Economics: Where Fun Goes to Die

Last week, our CFO Del Allen attended a presentation by Mr. Kevin Kliesen, the Business Economist at Federal Reserve Bank of St. Louis, and the person to whom we can credit the quote used for this post’s title.

As most of us know, the recovery is a slow one. There is flat income growth and cautious capital spending by businesses. The unemployment rate is elevated when the real numbers are studied. That is the not so good news. (Although I am reminded that this is still better than in the midst of the Recession. I always try to be thankful for the things I have, and not what I do not have.)

The good news: 

  • Consumers seem to be resilient with monthly job gains improving.
  • Home prices are improving and household wealth is rebounding.
  • Manufacturing orders and shipments are up.
  • Inflation is running below the Fed’s target of 2.5%
  • Oil futures suggest the possibility of weaker energy prices

At the close of the presentation, Kliesen shared a “Consensus Forecast.” He said these models have been a little too optimistic in the last few years, with more wrong predictions than accurate ones. Hopefully this view is more realistic:

  • Capital expenditures by businesses are escalating. The low cost of capital is improving business confidence.
  • The modest rebound in global growth has boosted manufacturing and exports.
  • Favorable housing dynamics and improving household wealth are contributing to increased sales of consumer durables.
  • Monetary policy is super easy, yet inflation is contained.
  • Budget deficits imply higher future taxes, which is a disincentive to save, work and invest.

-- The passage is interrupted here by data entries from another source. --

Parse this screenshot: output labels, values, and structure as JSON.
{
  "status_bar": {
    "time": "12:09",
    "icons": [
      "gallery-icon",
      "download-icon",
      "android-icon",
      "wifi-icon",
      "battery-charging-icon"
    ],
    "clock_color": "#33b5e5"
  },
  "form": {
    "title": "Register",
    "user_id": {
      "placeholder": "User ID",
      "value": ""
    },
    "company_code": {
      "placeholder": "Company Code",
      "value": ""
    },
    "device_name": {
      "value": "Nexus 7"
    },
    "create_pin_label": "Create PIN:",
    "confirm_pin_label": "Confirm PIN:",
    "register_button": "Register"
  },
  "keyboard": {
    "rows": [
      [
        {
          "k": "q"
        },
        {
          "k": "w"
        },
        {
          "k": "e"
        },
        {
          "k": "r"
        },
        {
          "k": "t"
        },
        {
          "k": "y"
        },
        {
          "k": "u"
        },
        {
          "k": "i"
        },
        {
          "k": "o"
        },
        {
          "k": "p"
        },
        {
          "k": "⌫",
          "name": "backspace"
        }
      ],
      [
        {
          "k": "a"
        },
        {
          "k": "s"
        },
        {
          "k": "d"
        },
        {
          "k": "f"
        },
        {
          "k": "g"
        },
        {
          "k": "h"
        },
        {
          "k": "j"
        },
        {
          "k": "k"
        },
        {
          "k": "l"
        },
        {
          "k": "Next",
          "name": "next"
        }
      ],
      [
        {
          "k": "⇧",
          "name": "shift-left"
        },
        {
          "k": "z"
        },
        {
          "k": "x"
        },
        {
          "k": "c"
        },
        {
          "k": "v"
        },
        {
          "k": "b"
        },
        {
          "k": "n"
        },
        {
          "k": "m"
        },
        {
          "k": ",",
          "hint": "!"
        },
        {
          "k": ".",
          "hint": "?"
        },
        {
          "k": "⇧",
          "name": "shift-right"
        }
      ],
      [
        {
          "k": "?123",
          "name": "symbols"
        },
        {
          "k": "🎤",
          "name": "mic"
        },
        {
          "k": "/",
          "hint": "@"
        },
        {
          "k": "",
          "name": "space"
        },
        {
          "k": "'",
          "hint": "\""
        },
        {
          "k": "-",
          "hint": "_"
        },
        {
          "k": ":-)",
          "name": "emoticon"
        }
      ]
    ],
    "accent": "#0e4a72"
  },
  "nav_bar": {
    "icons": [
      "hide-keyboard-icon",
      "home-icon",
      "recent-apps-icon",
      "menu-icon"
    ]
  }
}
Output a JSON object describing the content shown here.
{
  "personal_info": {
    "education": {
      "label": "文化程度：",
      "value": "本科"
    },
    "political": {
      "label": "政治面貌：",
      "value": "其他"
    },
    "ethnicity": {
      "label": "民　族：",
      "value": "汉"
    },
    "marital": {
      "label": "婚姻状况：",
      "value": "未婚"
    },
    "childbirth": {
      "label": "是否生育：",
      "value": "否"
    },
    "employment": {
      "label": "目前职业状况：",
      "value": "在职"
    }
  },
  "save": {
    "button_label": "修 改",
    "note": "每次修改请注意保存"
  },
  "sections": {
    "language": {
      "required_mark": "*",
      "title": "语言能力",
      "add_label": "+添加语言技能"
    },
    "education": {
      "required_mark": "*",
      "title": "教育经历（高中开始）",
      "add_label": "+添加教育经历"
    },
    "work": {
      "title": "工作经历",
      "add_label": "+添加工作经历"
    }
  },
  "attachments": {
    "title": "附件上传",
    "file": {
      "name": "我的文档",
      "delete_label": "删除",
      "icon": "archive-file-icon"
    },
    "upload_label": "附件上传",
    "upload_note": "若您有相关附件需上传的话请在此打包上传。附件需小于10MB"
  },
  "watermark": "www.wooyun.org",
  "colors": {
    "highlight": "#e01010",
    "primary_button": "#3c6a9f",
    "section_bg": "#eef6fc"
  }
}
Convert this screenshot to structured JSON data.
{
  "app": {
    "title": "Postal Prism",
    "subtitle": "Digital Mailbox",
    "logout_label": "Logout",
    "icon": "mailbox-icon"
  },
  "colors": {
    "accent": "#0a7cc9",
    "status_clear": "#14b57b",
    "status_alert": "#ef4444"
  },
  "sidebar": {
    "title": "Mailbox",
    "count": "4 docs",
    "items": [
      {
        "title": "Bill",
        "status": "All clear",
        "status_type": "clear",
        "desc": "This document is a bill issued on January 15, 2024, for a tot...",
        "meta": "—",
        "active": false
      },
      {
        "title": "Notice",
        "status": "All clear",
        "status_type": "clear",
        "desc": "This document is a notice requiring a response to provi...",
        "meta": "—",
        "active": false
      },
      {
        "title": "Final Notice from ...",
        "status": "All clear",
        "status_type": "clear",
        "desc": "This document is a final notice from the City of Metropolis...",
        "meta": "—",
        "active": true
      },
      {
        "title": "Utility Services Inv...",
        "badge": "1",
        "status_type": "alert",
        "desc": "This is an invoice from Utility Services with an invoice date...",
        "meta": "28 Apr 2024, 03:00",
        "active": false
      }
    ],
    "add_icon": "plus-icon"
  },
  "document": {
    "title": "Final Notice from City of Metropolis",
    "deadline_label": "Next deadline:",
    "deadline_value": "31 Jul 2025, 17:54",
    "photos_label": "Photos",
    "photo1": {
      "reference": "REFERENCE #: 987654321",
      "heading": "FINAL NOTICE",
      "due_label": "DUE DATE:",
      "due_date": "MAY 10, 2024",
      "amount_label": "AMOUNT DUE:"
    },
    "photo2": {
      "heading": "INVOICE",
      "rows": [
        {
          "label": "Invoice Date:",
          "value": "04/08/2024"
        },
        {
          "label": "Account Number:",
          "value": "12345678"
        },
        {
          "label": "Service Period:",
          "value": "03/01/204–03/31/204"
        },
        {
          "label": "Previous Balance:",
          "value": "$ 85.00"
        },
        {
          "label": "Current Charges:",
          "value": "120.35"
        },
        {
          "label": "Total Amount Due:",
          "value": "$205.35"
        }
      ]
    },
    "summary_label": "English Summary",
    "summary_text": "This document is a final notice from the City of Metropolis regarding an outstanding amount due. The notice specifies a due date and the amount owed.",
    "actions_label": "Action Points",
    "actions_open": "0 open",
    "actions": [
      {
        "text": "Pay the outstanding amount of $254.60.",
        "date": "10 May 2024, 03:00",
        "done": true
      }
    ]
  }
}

Kliesen said that modest economic growth might just be the new normal. 

Still, we were pleased to hear that The Fed has an exit strategy for normalization of the market. The goal is to get interest rates to become a little closer to what we are used to while controlling the money supply. It’s a challenge because we are in uncharted territory, and the timing is tough. There are many imperfect models, but and the Fed revises them frequently, lending more uncertainty to markets.

But all in all, it seems like there’s a good team at the helm, and we are slowly headed in the right direction.

Merrill Stewart Jr.

Merrill Stewart is Founder and CEO of The Stewart/Perry Company, a commercial building contractor based in Birmingham.